Dare I ask, what do you suppose the bloggers will be blogging about for your next book? Can you tell us a little about it?
I’ve got a very early stage novel underway set in central Massachusetts about late middle-aged people who leave their conventional lives, where they did all the “right” things, to form a commune with the goal of making their lives truly their own before it’s all over. Talk about the psychological driving your choices. I’m 61 years old. This is much on my mind.
In closing, can you speak specifically to what you had in mind in calling this novel Wherever You Go? As you set out to write a new novel, do you suppose you are seeking to take us to the same “place”? What do you think we as writers and readers need or want to find, wherever we go?
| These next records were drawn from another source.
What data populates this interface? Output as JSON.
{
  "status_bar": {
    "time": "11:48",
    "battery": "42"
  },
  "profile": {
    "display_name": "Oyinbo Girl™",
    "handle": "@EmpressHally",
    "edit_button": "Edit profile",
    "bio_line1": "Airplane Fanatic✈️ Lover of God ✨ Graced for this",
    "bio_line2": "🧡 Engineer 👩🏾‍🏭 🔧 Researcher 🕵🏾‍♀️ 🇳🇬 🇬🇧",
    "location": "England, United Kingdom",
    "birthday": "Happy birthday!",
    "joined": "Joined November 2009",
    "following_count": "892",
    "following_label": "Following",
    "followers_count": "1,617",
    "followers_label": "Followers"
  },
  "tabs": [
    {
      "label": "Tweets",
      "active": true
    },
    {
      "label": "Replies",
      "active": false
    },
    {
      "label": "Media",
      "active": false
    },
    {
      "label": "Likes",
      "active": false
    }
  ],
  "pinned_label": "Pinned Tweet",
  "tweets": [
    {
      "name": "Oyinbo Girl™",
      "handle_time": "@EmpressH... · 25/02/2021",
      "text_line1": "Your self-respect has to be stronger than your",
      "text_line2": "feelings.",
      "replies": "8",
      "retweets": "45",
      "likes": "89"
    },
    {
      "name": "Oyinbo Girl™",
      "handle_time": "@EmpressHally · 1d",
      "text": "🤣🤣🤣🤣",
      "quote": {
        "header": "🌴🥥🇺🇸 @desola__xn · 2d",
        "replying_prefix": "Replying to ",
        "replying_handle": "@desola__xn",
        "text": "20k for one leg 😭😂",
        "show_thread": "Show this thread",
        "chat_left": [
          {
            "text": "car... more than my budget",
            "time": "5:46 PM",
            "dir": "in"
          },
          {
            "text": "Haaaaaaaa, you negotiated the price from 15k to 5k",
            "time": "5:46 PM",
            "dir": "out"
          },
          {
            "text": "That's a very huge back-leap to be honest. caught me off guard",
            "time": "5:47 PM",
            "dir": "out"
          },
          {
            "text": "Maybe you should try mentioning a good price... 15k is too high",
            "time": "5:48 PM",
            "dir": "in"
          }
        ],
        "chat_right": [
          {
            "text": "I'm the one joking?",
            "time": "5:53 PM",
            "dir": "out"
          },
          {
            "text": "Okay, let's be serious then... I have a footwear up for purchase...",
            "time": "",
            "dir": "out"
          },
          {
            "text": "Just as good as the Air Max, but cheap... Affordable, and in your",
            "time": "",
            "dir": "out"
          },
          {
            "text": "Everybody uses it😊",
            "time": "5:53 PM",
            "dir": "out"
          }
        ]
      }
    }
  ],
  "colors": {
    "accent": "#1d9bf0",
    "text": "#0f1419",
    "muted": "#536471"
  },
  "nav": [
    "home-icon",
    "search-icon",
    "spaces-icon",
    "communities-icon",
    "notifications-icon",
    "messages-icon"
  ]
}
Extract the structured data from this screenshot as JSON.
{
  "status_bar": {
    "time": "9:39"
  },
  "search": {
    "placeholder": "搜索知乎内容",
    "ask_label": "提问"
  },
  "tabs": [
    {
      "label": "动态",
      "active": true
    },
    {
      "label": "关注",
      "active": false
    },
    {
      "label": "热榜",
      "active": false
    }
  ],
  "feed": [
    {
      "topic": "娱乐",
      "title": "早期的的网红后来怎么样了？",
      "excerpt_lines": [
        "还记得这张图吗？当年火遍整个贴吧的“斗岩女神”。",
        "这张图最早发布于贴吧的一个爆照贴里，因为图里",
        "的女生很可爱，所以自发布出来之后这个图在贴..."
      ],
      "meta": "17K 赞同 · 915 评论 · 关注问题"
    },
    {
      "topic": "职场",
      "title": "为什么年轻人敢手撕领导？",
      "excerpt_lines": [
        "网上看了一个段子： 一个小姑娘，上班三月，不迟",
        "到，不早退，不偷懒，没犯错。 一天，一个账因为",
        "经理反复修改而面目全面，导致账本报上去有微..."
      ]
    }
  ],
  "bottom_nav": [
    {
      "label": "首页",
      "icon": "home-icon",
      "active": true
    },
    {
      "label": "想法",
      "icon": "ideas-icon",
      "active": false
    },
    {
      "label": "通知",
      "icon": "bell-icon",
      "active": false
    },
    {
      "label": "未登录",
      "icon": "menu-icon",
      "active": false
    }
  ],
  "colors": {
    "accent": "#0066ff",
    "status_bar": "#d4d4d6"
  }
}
The title comes from a famous passage in the biblical Book of Ruth in which Ruth, the Moabite, pledges allegiance to her mother-in-law Naomi after the men who bound them together have all died: “Wherever you go, I will go. Wherever you lodge, I will lodge. Your people will be my people, and your God my God. Where you die, I will die, and there I will be buried.” It’s a poetic passage that invokes loyalty—to a person, a land, and a God. Which is, of course, one of the main themes explored in the book, the idea of committing oneself to a particular land and a particular vision of God’s plan, whatever the cost. I wanted to hint at the underside of that unconditional loyalty, suggest there’s a steep price to be paid for such fealty.
But, as you imply in your question, “wherever you go” has many meanings. This is a story about expatriates and individuals seeking to reinvent themselves in a new place, who take their baggage—literal and metaphorical—with them wherever they go. The question of how much your past drives your present is also one that the book wrestles with, the tension between the old and the new.
Until you posed this question, I hadn’t thought about the phrase “wherever you go” relating to what a fiction writer does for a reader, by being a kind of guide or, perhaps more aptly, a siren, luring them to go where we want them to go, asking them to accompany us on a journey. There is definitely something to that in the pact we make as writers with readers: I’m going to tell you the truth, but it will be through the means of invention. This requires that we as writers have to earn the reader’s trust and cooperation. We have to write with authority—get the details right, stay true to the characters, use all our powers of observation so that we illuminate the human condition with honesty and insight and compassion. This is the reader’s right. All of us— readers and writers—should settle for no less.